Transcorreu uma semana desde esse resgate. As turboélices desse mesmo ATR-42 sulcam novamente o céu do Mediterrâneo. O avião militar, de 24 metros de envergadura e outros 22 de comprimento, é capaz de ver com suas câmeras tudo o que ocorre sem ser visto nem escutado. Se alguém coça a cabeça lá embaixo, os oito tripulantes do voo saberão. Poderão gravar isso com suas câmeras desde cima, a 4.000 pés de altura.

Uma mancha negra aparece no radar. A atividade a bordo se torna estressante. Os três operadores de sistemas do avião, o subtenente Pisano, o lugar-tenente Puglisi e o tenente-brigadeiro Magale, sabem que de sua perícia pode depender a vida de centenas de imigrantes que se arriscam em pequenos barcos quando chega a primavera.

Da parte traseira do avião, com seus binóculos colados a uma janela de forma esférica que lhe permite 180 graus de visão, o tenente-brigadeiro Meir grita para seus companheiros que localizou um barco à direita do avião. “Objetivo fixado. Passo as coordenadas!”, avisa Pisano aos comandos do radar. Puglisi dirige as câmeras para essa posição. Em poucos segundos é possível ver as gaivotas que sobrevoam a embarcação. Pode-se até ler a matrícula. Falso alarme. É um pesqueiro tunisiano. Há dois dias, no entanto, avistaram um bote inflável com uma centena de pessoas a 36 quilômetros das praias de Trípoli, a capital líbia. Todas puderam ser resgatadas e levadas para terra.

A Guardia di Finanza italiana usa esse avião para procurar barcos carregados com drogas. Mas agora, com a explosão da crise migratória na Itália, que levou 200.000 imigrantes irregulares às suas costas nos últimos 15 meses – mais do que os que chegaram à Espanha nos últimos 20 anos –, essa corporação militar empenha grande parte de seus meios, ombro a ombro com a guarda Costeira e a Marinha, na cooperação no salvamento de velhos pesqueiros desengonçados e lanchas pneumáticas que quase todos os dias tentam alcançar a Europa nesse ponto.

Operação Tritão

É o dispositivo europeu de vigilância do Canal da Sicília, coordenado pela Frontex, a agência europeia de fronteiras. Bruxelas triplicou seu orçamento inicial, de 3 milhões de euros por mês (9,5 milhões de reais).

À operação se uniram 20 Estados da UE, Islândia e Suíça.

Nos últimos 15 meses chegaram às costas italianas 200.000 estrangeiros; mais do que em 20 anos nas costas espanholas.

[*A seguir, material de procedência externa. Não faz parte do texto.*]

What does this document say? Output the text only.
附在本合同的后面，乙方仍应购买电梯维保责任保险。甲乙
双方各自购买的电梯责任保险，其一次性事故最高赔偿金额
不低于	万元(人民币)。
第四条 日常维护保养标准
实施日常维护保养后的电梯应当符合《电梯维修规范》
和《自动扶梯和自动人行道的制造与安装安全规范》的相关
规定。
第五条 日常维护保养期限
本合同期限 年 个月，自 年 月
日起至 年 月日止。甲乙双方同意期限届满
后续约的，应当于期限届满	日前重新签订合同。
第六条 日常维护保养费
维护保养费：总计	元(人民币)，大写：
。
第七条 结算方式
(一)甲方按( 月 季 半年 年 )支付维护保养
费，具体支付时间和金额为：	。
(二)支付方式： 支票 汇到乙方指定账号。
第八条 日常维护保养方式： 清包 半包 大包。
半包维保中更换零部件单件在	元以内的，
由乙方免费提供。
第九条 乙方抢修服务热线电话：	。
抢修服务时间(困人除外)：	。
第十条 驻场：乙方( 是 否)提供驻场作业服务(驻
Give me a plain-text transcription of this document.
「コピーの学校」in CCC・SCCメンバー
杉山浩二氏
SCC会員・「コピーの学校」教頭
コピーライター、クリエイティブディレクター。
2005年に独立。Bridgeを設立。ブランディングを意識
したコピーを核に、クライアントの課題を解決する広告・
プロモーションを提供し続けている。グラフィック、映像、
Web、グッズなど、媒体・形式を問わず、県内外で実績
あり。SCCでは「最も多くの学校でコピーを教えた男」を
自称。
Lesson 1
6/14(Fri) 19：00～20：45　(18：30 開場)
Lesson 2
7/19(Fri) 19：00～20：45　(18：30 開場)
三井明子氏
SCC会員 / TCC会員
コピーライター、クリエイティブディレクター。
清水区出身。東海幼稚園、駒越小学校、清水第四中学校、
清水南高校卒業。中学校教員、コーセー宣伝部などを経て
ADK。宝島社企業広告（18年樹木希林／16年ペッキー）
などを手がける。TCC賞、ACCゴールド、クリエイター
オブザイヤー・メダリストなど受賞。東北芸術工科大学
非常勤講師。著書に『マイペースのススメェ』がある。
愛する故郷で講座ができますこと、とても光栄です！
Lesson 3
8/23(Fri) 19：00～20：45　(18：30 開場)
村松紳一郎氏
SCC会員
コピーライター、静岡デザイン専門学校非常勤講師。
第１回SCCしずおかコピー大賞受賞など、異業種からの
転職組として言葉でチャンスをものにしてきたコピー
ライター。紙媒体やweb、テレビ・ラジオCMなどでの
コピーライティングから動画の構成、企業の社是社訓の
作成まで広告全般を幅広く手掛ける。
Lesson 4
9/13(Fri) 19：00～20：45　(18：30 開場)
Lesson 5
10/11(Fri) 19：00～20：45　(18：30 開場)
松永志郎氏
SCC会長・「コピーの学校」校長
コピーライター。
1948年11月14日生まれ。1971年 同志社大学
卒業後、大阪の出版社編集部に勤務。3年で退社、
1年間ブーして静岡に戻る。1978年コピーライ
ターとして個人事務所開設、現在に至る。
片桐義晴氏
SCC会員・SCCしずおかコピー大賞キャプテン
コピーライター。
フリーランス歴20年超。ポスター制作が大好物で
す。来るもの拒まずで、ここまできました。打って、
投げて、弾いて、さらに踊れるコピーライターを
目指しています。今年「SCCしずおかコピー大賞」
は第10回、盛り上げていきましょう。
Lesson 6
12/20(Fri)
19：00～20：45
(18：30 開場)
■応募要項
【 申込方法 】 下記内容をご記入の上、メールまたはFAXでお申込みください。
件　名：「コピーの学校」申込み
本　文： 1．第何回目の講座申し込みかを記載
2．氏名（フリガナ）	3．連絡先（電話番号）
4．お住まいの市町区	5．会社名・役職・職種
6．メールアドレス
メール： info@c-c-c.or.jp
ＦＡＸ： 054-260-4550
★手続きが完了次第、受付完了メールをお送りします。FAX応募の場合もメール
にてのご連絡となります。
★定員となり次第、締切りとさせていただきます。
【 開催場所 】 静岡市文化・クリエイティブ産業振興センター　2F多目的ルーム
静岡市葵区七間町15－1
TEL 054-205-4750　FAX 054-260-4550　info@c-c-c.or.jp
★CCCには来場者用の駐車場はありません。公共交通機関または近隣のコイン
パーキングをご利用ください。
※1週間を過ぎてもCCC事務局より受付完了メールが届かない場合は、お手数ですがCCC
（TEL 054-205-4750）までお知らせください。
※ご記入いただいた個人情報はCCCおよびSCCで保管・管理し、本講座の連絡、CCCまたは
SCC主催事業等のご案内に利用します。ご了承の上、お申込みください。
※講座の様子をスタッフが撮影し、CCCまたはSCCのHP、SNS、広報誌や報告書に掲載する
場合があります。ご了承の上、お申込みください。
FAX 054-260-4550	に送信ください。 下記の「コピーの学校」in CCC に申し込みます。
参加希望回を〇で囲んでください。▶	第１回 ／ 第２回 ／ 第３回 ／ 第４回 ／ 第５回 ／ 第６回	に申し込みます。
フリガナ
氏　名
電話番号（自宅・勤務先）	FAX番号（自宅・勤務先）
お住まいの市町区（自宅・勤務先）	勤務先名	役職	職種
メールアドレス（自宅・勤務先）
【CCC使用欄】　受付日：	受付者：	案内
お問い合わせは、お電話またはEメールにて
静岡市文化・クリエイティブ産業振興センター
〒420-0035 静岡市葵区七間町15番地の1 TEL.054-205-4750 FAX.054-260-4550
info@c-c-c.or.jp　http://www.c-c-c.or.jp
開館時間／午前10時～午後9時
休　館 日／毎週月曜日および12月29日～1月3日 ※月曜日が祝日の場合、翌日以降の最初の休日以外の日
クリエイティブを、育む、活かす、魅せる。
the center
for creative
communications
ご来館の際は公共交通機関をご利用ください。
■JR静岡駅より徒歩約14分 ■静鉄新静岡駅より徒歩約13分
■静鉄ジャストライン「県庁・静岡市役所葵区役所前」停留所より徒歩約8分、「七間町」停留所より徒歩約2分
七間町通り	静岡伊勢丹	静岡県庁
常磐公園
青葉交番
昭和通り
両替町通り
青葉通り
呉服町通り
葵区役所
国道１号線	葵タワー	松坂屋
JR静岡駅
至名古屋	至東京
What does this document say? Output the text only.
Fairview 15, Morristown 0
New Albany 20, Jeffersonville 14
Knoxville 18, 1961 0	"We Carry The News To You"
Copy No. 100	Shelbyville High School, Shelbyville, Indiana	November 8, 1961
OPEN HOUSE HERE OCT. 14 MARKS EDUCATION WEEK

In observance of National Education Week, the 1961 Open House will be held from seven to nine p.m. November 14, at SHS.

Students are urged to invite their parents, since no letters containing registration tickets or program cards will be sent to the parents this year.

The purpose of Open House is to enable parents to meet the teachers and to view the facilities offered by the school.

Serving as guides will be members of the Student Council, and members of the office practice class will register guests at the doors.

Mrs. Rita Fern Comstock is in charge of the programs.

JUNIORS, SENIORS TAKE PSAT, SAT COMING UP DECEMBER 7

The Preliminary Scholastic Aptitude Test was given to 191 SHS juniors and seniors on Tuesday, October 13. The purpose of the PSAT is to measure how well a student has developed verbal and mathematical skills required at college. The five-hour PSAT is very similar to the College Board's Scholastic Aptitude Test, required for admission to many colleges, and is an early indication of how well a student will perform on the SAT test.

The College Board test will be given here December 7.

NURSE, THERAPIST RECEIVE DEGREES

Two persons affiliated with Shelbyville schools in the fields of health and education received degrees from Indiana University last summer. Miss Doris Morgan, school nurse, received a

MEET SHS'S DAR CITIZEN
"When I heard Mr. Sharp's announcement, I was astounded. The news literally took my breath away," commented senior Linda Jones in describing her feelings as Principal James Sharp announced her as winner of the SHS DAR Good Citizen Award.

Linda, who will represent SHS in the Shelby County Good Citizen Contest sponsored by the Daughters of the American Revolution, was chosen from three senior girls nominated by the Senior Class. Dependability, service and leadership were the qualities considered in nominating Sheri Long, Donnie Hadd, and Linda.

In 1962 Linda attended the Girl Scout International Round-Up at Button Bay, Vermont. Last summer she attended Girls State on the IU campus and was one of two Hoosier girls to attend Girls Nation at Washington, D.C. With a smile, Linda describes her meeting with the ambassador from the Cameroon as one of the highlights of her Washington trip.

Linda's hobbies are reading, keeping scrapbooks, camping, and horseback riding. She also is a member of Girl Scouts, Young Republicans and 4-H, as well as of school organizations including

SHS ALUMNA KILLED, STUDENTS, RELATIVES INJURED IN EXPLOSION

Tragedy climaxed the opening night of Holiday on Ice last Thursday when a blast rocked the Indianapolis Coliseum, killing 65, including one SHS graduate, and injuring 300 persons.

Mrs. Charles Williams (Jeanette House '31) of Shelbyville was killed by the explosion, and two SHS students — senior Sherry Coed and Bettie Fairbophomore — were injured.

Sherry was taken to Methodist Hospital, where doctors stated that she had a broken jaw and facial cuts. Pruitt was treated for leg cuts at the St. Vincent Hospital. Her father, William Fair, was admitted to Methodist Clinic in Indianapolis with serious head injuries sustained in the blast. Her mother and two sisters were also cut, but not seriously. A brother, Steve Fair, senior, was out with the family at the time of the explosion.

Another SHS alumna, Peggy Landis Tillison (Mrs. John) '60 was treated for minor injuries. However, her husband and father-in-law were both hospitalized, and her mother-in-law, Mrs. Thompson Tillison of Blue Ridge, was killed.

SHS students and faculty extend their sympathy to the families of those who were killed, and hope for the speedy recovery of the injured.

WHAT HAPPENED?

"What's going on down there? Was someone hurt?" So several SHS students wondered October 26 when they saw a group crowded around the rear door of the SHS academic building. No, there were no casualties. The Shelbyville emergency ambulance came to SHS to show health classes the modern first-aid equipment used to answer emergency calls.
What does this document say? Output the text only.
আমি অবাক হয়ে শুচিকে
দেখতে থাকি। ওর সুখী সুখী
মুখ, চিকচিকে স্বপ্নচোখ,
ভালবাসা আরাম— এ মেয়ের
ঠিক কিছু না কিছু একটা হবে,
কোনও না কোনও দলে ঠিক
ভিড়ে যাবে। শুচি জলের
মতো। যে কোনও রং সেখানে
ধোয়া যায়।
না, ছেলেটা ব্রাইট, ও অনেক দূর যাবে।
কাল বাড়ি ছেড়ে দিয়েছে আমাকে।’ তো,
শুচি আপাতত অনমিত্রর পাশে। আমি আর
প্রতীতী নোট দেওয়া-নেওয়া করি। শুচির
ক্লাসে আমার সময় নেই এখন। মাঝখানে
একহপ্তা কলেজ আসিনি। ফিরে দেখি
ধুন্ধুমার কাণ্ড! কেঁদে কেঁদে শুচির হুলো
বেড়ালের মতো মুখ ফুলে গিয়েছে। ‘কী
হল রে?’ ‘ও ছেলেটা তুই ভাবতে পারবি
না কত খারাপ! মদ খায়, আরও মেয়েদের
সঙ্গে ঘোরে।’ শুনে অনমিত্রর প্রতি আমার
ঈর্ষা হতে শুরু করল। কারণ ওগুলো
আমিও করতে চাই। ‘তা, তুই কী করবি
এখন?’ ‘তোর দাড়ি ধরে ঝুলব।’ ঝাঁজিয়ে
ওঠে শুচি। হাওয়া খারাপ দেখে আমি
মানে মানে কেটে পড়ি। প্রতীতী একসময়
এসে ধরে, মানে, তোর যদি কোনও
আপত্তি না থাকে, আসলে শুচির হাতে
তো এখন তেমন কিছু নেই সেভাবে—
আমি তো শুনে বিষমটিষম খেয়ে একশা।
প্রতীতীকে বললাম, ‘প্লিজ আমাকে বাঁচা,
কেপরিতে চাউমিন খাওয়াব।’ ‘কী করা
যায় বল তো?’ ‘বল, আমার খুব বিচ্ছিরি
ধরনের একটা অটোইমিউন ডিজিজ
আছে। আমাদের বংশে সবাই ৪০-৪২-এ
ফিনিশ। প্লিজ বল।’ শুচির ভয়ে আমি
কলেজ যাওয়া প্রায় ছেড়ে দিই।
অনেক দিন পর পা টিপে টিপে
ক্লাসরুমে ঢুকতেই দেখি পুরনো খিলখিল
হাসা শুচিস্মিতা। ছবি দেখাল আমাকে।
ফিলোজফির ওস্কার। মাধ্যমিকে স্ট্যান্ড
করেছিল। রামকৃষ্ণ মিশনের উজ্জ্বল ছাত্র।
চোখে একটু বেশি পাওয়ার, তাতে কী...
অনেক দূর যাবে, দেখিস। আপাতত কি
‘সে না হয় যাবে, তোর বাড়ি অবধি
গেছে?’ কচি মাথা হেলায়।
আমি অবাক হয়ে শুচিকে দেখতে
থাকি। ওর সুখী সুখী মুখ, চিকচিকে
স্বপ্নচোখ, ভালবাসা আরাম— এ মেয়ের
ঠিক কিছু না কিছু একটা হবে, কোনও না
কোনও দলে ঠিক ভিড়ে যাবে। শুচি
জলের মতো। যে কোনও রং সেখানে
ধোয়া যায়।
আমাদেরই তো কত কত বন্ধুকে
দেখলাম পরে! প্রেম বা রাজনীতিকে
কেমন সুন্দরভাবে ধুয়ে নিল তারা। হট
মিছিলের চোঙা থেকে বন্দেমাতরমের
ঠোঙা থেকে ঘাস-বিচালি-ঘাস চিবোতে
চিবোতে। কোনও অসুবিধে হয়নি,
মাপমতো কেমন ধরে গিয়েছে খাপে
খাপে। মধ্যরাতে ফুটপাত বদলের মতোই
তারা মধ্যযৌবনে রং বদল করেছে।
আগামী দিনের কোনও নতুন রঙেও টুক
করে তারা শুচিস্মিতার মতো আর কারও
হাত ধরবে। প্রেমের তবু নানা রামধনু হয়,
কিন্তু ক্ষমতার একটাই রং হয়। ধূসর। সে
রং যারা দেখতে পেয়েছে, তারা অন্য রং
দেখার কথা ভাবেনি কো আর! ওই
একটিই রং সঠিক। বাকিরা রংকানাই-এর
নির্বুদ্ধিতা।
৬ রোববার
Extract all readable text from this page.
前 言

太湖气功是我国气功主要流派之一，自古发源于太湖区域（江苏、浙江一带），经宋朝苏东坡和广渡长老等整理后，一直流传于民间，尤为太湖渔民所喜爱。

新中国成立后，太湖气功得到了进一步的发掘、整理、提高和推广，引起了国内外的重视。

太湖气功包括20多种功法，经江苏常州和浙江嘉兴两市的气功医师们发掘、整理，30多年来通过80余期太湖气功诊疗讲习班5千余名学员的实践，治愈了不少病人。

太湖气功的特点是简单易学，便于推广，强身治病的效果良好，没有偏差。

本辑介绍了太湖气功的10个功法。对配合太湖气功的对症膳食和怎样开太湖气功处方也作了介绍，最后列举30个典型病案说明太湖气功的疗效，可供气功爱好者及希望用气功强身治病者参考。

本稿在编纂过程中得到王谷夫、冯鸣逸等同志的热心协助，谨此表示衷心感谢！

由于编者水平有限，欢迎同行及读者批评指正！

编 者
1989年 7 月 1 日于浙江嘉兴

O avião forma agora parte da Operação Tritão, o dispositivo europeu de vigilância no Canal da Sicília, coordenado pela agência europeia de fronteiras, Frontex, cujo orçamento inicial, de 3 milhões de euros por mês (9,5 milhões de reais), foi triplicado por Bruxelas na semana passada. À operação conjunta de patrulhamento do Mediterrâneo central se somaram 20 Estados da União Europeia, a Islândia e a Suíça, que aportam navios, lanchas-patrulha, aviões e pessoal. Em um dos pontos mais quentes da região, a ilha de Lampedusa (219 quilômetros ao sul de Agrigento, na Sicília, e 296 quilômetros ao norte de Trípoli), a Guardia di Finanza tem destacadas três lanchas-patrulhas, um helicóptero e o ATR-42.

O serviço do avião é vigiar. Ver sem ser visto. “O mais importante é que os imigrantes não os detectem para evitar que, em seu desespero, fiquem nervosos e caiam na água ou façam com que o barco vire, como aconteceu naquele dia”, explica o lugar-tenente Puglisi. “Graças à câmara de longo alcance do avião e à altura em que voamos, 4.000 pés (1.200 metros), podemos visualizá-los perfeitamente a uma distância de mais de 20 quilômetros sem que eles nos vejam. Quando os localizamos damos imediatamente suas coordenadas à nossa sala de operações em Roma, que se encarrega de mobilizar os barcos que se encontram na área. São os guarda-costas, a Marinha militar ou as lanchas-patrulha da Guardia di Finanza que os socorrem ali embaixo”.

O voo de hoje percorreu a costa perto de Trípoli e a leste de Túnis, mas, apesar da intensidade do trabalho, não localizou nenhuma barcaça de imigrantes. Entre os cerca de 200 alvos apontados no mapa por Pisano, a maioria se constitui de pesqueiros italianos e tunisianos que trafegam em apuros por causa do mar agitado. Viram também alguns dos navios mercantes que passavam e uma embarcação militar que participa da operação de salvamento. Três horas depois da partida, com as ilhas Kerkenah à esquerda do avião, o comandante Santillo dá por finalizada a missão e toma o rumo do aeroporto de Lampedusa.

A crise migratória levou para a Itália 200.000 imigrantes em 15 meses

Os relatórios que o tenente Nicola Picerno recebe várias vezes ao dia em seu escritório do porto dessa ilha, de apenas 20 quilômetros quadrados, uma quarta parte de Formentera, indicam que as saídas a partir da Líbia se reduziram nos últimos dias. “O mar está muito instável, por isso desde quarta-feira não foram mobilizadas nenhuma das três lanchas-patrulha que temos atracadas no porto para participar dos serviços de resgate”, explica o principal responsável da Guardia di Finanza em Lampedusa.

As previsões meteorológicas indicam que o vento amainará a partir da quarta-feira e o mar voltará a ficar como um platô. Nessas condições, segundo a tripulação do avião, o avistamento de imigrantes é quase diário. Amanhã o ATR-42 voltará a partir em direção às costas da África. Nos últimos meses, o trabalho desses captores de traficantes transformados em salvadores de náufragos não tem fim.